4.3 Build a pdf_splitter_by_keyword.py that: - Takes a multi-page PDF (e.g., a combined monthly statement file) - Splits it into separate PDFs at each page that contains a specific keyword (e.g., "Invoice", "Statement", or a customer name) - Names the output files based on the keyword found on the first page of each section

4.4 Build a weekly_report_generator.py for Maya that: - Reads her maya_projects.csv (active and invoiced projects) - Generates a Word document summary report showing active projects, recently completed projects, and outstanding invoices - Includes a summary table at the top with total active project value, total outstanding invoices, and total invoiced this month - Appends a "generated on" timestamp footer to each page

Tier 5: Challenge

5.1 (Research and Build) The chapter introduces reportlab briefly. Research the reportlab.platypus (Page Layout and Typography Using Scripts) higher-level API. Build a financial_report_pdf.py that generates a multi-page PDF report with: - A branded cover page (company name, logo placeholder, date) - A Table of Contents (manually constructed with page references) - At least two data tables using platypus.Table with custom table styles - A page header and footer on every page (using a BaseDocTemplate with frames) - Proper page numbering

5.2 (Open-Ended) Research the limitations of PDF text extraction for financial documents. Write a 400-word analysis covering: (1) Why scanned PDFs cannot be processed with pypdf alone and what additional step is needed (hint: OCR), (2) Two Python libraries that can perform OCR on PDFs and their tradeoffs, (3) At what point the complexity of automated extraction does not justify the effort and manual entry or a vendor-provided API is the better solution. Include at least one concrete business scenario where you would recommend against automated PDF extraction.

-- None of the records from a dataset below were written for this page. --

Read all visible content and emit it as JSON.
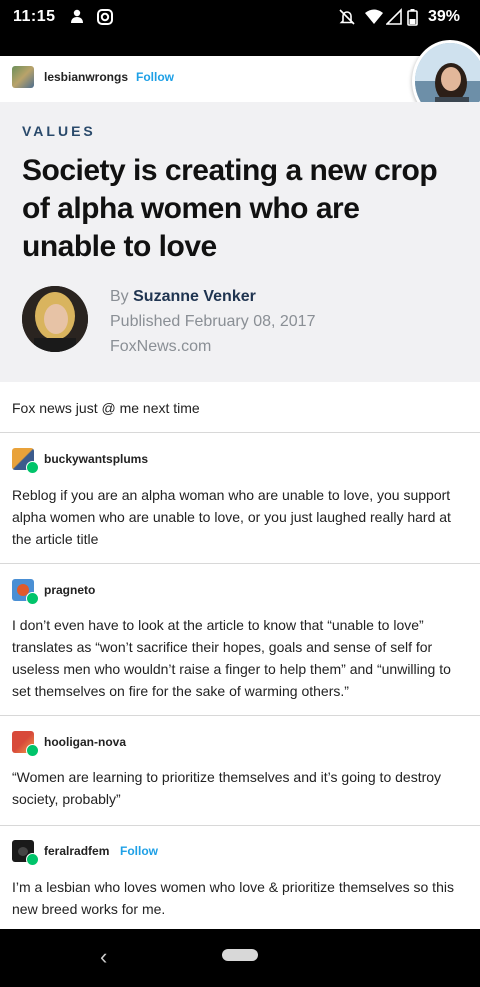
{
  "status_bar": {
    "time": "11:15",
    "battery": "39%",
    "icons": [
      "notification-icon",
      "instagram-icon",
      "mute-icon",
      "wifi-icon",
      "signal-icon",
      "battery-icon"
    ]
  },
  "original_post": {
    "username": "lesbianwrongs",
    "follow_label": "Follow"
  },
  "article": {
    "kicker": "VALUES",
    "headline": "Society is creating a new crop of alpha women who are unable to love",
    "by_prefix": "By",
    "author": "Suzanne Venker",
    "published": "Published February 08, 2017",
    "source": "FoxNews.com"
  },
  "caption": "Fox news just @ me next time",
  "reblogs": [
    {
      "username": "buckywantsplums",
      "text": "Reblog if you are an alpha woman who are unable to love, you support alpha women who are unable to love, or you just laughed really hard at the article title"
    },
    {
      "username": "pragneto",
      "text": "I don’t even have to look at the article to know that “unable to love” translates as “won’t sacrifice their hopes, goals and sense of self for useless men who wouldn’t raise a finger to help them” and “unwilling to set themselves on fire for the sake of warming others.”"
    },
    {
      "username": "hooligan-nova",
      "text": "“Women are learning to prioritize themselves and it’s going to destroy society, probably”"
    },
    {
      "username": "feralradfem",
      "follow_label": "Follow",
      "text": "I’m a lesbian who loves women who love & prioritize themselves so this new breed works for me."
    }
  ],
  "nav": {
    "back_glyph": "‹"
  },
  "colors": {
    "follow": "#1ea0e6",
    "kicker": "#2a4a6b",
    "author": "#1f3450",
    "reblog_badge": "#00c46a"
  }
}
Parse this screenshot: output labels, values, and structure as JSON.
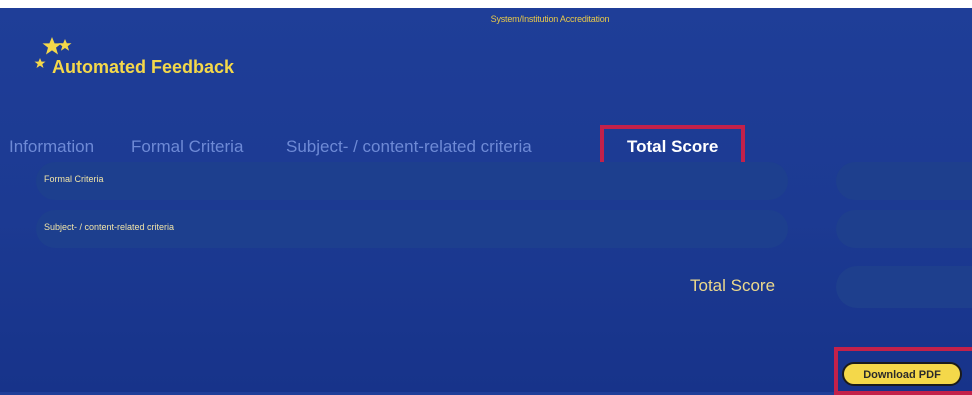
{
  "page": {
    "subtitle": "System/Institution Accreditation"
  },
  "header": {
    "logo_icon": "eu-stars-icon",
    "title": "Automated Feedback"
  },
  "tabs": [
    {
      "label": "Information",
      "active": false
    },
    {
      "label": "Formal Criteria",
      "active": false
    },
    {
      "label": "Subject- / content-related criteria",
      "active": false
    },
    {
      "label": "Total Score",
      "active": true
    }
  ],
  "criteria_rows": [
    {
      "label": "Formal Criteria",
      "score": ""
    },
    {
      "label": "Subject- / content-related criteria",
      "score": ""
    }
  ],
  "total": {
    "label": "Total Score",
    "score": ""
  },
  "actions": {
    "download_label": "Download PDF"
  },
  "colors": {
    "background": "#1c3a92",
    "accent_yellow": "#f4d84a",
    "highlight_red": "#c3214a",
    "active_tab_text": "#ffffff",
    "inactive_tab_text": "#6e8ad6"
  }
}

5.3 (Build) Create a pdf_to_excel.py tool that: - Reads a PDF containing tabular data (with a text layer — not scanned) - Attempts to detect and parse tables using positional text analysis (group text elements by their Y-coordinate, then by X-coordinate within each row) - Exports detected tables to Excel, one sheet per detected table - Works without any third-party table extraction library — use only pypdf and openpyxl - Includes a confidence score for each detected table based on row/column regularity Note: This is genuinely hard. The challenge is that pypdf's extract_text() does not preserve table structure. You will need to use page.extract_text(extraction_mode="layout") in newer versions of pypdf.